We feel very strongly about building local communities with startups and we are doing all we can to support founders in this area. We are growing a global community of local accelerator programs via our partnership with Backstage Capital, so that each startup becomes a link in a cultural movement. Think about what role your startup can play in giving back to your local community, helping to “rise-and-lift” those around you, wherever you are right now. We have encouraged these behaviors in partnering with Backstage via “Investor Days” in LA, San Francisco, New York and other cities to come. We bringing together early stage Headliners (aka our portfolio companies) with Investors who want to support them financially and strategically. Each success becomes a beacon and a lighthouse for under-represented founders to follow.

6) Seek out an advisor, not merely a mentor. You will have 0 time for ambiguity.

Mentors can be helpful to a startup, but to often a times, they are not enough. The word “mentor” can mean many different things, but if your mentor is simply a subject matter expert, they are not likely to be an expert on your individual psychology. When things get tough, you will really need someone on your side who you can trust to tell you the truth with clear, helpful realism. You will have to establish a stripped down communication channel where emotions take second place to data.

A true advisor doesn’t sugar coat feedback. This is someone who can point out your blind spots in relation to the hard data. While its true that for the company to evolve, founders need messaging that can keep them inspired and on task, too often the problem is that they don’t want to hear the facts about downside risks and worst case scenarios.

7) Know yourself first. This may be the hardest challenge of all.

Everyone has emotional vulnerabilities and innate biases.

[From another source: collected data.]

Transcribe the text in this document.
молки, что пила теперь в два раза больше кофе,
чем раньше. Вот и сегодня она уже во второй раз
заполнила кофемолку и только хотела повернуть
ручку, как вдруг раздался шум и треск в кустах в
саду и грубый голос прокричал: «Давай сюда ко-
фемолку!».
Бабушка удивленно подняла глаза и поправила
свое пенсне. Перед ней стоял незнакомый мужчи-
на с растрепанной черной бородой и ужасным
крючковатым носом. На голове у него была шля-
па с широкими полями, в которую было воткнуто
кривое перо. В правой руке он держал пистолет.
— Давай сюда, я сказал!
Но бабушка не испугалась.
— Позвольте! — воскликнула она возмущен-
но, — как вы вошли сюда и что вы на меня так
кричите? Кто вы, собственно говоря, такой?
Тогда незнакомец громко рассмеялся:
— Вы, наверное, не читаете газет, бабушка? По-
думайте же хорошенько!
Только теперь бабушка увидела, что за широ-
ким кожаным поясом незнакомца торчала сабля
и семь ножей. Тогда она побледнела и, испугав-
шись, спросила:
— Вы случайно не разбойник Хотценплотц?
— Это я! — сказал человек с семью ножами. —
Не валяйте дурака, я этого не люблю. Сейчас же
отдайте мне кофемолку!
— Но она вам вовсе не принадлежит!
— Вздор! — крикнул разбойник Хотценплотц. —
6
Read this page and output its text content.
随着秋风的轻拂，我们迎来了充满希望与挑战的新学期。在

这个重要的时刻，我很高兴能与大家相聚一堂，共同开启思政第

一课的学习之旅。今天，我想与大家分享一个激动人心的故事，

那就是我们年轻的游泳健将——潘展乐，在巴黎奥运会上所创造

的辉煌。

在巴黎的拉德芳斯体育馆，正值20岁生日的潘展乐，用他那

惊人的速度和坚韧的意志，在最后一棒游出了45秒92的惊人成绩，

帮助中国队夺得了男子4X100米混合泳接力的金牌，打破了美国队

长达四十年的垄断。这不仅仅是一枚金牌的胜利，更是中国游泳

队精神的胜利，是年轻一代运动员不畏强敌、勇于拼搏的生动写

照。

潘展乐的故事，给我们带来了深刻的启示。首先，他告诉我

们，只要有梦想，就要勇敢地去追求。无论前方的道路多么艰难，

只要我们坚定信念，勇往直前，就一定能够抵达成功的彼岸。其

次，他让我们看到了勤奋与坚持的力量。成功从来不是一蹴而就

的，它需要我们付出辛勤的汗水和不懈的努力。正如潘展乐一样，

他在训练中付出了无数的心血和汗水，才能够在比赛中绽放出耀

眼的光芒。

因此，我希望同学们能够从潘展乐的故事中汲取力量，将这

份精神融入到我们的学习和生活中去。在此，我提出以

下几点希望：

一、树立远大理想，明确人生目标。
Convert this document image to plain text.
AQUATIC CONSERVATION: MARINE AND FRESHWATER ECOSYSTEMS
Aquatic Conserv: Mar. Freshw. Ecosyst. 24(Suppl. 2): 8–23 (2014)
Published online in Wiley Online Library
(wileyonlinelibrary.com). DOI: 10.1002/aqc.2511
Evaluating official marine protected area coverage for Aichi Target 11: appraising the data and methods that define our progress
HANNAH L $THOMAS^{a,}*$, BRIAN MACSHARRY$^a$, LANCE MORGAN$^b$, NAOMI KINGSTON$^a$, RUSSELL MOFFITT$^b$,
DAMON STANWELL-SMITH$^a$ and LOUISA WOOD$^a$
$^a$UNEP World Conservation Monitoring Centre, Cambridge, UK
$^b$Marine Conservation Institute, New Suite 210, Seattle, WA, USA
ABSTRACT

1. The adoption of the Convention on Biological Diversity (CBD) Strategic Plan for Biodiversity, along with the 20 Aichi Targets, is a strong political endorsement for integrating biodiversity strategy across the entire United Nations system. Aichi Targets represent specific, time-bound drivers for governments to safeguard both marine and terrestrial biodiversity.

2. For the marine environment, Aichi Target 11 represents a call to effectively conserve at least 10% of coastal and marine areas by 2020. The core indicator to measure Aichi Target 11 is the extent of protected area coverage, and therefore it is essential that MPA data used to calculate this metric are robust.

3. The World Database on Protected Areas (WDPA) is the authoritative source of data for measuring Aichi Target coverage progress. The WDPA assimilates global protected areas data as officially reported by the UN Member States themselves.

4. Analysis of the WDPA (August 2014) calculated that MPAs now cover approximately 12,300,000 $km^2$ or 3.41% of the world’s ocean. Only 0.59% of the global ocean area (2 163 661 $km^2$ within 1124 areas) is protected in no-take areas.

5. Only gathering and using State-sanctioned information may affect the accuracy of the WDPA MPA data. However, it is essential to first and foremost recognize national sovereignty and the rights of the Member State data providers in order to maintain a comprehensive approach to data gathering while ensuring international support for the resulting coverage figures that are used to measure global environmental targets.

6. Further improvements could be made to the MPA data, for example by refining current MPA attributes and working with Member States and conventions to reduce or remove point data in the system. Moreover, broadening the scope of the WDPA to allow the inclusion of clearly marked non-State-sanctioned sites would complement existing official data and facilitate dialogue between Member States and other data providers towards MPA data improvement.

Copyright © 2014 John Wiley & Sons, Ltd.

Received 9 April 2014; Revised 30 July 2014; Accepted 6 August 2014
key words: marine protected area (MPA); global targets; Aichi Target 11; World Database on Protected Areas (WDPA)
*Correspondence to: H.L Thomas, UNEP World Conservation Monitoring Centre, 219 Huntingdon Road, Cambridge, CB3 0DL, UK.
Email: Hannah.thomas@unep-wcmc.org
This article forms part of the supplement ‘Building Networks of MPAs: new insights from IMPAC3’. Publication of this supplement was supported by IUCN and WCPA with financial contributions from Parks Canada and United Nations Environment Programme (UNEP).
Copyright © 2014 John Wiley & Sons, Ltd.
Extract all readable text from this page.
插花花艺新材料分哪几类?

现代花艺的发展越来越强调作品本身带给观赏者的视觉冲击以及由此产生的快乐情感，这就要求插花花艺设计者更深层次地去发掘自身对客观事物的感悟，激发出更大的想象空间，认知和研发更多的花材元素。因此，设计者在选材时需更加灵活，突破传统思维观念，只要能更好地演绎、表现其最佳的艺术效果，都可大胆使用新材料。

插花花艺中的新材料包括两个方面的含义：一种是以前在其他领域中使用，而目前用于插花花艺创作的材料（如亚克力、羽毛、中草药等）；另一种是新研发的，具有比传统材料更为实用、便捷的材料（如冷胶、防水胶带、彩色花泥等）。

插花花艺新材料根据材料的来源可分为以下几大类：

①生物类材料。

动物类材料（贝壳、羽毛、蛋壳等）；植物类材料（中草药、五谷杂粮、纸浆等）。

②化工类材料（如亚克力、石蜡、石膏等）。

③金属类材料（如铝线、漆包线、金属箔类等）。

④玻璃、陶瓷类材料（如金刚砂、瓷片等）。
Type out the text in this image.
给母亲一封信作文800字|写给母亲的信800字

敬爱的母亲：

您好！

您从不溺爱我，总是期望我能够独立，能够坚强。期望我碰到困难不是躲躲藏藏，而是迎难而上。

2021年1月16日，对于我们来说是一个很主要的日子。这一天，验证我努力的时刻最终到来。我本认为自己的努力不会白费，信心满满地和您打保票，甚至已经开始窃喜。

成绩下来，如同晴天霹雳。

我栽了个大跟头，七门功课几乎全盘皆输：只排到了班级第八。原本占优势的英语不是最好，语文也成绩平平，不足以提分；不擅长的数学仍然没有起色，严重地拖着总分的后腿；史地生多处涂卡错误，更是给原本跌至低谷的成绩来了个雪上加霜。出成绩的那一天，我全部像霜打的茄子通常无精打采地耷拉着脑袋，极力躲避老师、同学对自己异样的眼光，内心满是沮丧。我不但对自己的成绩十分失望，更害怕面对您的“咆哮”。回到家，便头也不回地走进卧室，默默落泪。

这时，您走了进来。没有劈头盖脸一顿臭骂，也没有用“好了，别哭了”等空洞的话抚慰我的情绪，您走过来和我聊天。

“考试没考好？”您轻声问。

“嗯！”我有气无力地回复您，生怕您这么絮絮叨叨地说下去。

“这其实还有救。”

Even if you find your advisor and that person has your best interests at heart, the hidden effects of power relationships can scramble their messages. Even better than an advisor is the development of a rigorous self-awareness. Consider this is part of the skeletal business structure, not an extra. The absence of it nearly always leads founders to make decisions based on faulty assumptions, bad habits, or fear.

On his startup advice blog, VC Ben Horowitz wrote, “By far the most difficult skill for me to learn as CEO was the ability to manage my own psychology. Organizational design, process design, metrics, hiring and firing were all relatively straightforward skills to master compared to keeping my mind in check. Over the years, I’ve spoken to hundreds of CEOs all with the same experience.” With so much else happening, it’s hard to set aside time to get a handle on your own mind before it endangers the business. Make the time because even seemingly minor decisions can have life-altering effects for your family, partners, employees and many other people in ripples radiating out from there. Everything matters, so make your decisions based by the best data you can get your hands on. Later in that same article, Horowitz casually notes, “Tip to aspiring entrepreneurs: if you don’t like choosing between horrible and cataclysmic, don’t become CEO.”

From a Startup to a Leader Mentality

Of course, these are just templates to help you frame an appropriate response to the most common problems. You will know when it is time to forge a new way of thinking that that the world desperately needs. Every founder breaks some of the rules set before them, and by doing so they carve an original pathway into the market that many others, locally and globally, can follow. As your startup begins put on some weight and gain traction, you will learn how to expand from a startup to a mentor mentality. The world needs you and your great ideas, so don’t let an antique mindset stand in the way of the dent you could be making in the universe.